1   Companies engaged in insurance activities are potentially subject to Federal Reserve regulation under Title I of the Act as well. Under Title I, the Financial Stability Oversight Council (FSOC) may designate nonbank companies engaged in financial-in-nature activities (which would include an insurance company) as subject to heightened supervision by the Federal Reserve if the FSOC determines that the insurance company's activities are sufficiently economically significant to warrant such heightened supervision.  For a discussion of the provisions of Title I, see the memorandum entitled Regulation of Systemically Significant NonBanks Under the Dodd-Frank Wall Street Reform and Consumer Protection Act.  

2 As determined by the Secretary of the Treasury in coordination with the Secretary of Health and Human Services based on section 2791 of the Public Health Service Act (42 U.S.C. 300gg–91). 

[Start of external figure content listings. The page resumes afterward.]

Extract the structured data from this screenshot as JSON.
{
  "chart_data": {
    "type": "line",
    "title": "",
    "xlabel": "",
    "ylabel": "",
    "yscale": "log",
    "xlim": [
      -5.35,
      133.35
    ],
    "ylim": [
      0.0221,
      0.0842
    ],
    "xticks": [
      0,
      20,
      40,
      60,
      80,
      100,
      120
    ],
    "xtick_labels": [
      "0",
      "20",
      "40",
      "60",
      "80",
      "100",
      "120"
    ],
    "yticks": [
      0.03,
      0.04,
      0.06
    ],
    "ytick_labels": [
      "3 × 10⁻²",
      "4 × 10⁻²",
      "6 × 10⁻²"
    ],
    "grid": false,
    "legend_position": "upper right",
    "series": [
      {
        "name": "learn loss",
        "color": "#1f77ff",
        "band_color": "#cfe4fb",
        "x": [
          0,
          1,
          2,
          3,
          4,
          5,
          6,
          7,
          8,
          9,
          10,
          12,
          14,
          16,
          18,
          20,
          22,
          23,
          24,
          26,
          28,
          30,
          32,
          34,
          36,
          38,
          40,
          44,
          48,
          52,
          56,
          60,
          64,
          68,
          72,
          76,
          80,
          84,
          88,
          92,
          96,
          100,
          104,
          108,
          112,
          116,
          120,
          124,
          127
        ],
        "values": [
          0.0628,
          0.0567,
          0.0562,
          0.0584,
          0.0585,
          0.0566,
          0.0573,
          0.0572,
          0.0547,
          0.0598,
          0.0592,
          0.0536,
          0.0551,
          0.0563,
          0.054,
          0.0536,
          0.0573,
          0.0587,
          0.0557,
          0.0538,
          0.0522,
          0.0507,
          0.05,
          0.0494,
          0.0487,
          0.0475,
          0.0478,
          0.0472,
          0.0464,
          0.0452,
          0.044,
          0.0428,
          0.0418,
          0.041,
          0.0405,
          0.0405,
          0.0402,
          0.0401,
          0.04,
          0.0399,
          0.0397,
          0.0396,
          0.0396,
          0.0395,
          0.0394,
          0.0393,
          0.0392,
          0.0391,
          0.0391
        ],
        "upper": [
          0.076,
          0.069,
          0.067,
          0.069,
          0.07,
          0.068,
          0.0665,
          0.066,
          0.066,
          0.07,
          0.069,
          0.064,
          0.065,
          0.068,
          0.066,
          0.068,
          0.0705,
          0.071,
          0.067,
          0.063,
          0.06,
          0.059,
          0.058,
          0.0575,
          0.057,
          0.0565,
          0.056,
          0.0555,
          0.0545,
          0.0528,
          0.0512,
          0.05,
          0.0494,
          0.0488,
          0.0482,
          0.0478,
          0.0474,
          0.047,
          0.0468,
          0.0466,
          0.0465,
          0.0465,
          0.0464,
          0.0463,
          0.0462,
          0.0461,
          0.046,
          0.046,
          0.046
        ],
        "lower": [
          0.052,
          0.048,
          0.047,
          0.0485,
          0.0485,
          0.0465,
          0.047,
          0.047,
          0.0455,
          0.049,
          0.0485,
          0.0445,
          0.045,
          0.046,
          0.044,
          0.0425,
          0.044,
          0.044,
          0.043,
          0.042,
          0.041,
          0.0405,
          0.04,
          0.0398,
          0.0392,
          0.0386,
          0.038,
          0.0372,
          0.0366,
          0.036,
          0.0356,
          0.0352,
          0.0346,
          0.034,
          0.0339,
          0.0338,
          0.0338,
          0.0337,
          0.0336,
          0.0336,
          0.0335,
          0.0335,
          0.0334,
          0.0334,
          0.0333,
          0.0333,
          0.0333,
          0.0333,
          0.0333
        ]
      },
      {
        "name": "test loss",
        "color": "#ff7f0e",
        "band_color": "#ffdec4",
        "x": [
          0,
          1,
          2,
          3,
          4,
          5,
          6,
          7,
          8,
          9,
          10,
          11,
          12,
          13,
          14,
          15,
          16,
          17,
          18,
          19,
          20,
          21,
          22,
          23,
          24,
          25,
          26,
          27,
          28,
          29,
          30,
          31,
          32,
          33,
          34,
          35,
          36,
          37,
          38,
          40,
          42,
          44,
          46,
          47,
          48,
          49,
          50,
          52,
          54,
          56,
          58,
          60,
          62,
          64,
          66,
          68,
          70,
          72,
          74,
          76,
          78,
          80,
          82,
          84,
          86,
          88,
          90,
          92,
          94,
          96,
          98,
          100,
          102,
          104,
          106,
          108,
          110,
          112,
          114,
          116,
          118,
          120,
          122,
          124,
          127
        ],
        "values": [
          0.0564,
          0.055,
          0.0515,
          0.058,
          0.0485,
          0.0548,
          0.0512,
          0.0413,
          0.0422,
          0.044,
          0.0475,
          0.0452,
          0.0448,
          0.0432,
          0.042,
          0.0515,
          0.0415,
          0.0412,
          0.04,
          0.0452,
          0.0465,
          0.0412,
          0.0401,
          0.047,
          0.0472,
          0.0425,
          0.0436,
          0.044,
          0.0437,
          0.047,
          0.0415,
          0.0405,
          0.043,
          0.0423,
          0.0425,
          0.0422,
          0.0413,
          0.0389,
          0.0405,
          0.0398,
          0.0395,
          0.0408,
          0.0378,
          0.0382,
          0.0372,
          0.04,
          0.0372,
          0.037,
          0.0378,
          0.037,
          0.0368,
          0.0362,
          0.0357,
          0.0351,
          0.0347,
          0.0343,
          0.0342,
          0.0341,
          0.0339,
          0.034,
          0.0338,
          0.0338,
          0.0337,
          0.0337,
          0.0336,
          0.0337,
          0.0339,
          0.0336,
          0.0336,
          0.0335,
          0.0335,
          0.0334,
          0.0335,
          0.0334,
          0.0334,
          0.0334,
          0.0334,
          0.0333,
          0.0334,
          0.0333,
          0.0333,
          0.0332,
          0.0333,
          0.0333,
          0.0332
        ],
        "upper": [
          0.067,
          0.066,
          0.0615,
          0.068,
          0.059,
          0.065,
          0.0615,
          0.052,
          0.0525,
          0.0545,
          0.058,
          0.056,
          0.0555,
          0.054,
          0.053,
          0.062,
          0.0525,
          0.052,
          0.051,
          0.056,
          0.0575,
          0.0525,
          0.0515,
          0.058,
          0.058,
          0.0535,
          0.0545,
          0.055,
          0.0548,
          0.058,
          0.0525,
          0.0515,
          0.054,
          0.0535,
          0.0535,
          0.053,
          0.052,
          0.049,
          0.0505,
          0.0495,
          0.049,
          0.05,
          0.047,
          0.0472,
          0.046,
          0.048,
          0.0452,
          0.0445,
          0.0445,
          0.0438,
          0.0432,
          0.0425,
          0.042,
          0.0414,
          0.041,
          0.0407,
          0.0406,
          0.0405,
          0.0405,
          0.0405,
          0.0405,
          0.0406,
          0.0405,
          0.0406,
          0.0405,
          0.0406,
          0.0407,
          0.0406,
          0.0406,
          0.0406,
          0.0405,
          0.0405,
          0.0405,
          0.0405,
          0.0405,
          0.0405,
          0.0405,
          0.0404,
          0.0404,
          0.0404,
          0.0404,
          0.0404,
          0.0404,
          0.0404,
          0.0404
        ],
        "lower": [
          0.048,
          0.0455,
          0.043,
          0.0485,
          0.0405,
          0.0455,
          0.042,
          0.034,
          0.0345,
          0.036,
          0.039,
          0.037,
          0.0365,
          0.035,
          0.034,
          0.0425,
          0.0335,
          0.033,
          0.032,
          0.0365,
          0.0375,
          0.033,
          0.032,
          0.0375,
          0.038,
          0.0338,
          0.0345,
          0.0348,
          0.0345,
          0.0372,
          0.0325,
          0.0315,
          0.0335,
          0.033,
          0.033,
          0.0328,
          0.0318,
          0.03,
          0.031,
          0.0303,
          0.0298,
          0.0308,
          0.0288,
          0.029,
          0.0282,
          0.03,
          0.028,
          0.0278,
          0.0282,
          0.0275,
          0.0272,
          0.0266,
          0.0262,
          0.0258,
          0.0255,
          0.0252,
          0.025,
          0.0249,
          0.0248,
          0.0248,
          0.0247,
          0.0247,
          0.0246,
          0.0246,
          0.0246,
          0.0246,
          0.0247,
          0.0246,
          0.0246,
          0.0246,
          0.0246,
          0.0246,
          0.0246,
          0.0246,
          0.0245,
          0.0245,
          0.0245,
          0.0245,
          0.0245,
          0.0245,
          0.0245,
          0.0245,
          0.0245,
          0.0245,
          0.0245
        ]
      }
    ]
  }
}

3 As determined by the Secretary of the Treasury in coordination with the Secretary of Health and Human Services.

4 As established by the Federal Crop Insurance Act (7 U.S.C. 1501 et seq.).

5 See footnote 1. 

6 State insurance measures are defined as any state law, regulation, administrative ruling, bulletin, guideline or practice relating to or affecting prudential measures applicable to insurance or reinsurance.  

7    A “nonadmitted insurer” is defined as “with respect to a state, an insurer not licensed to engage in the business of insurance in such state but does not include a risk retention group, as that term is defined in section 2(a)(4) of the Liability Risk Retention Act of 1986.”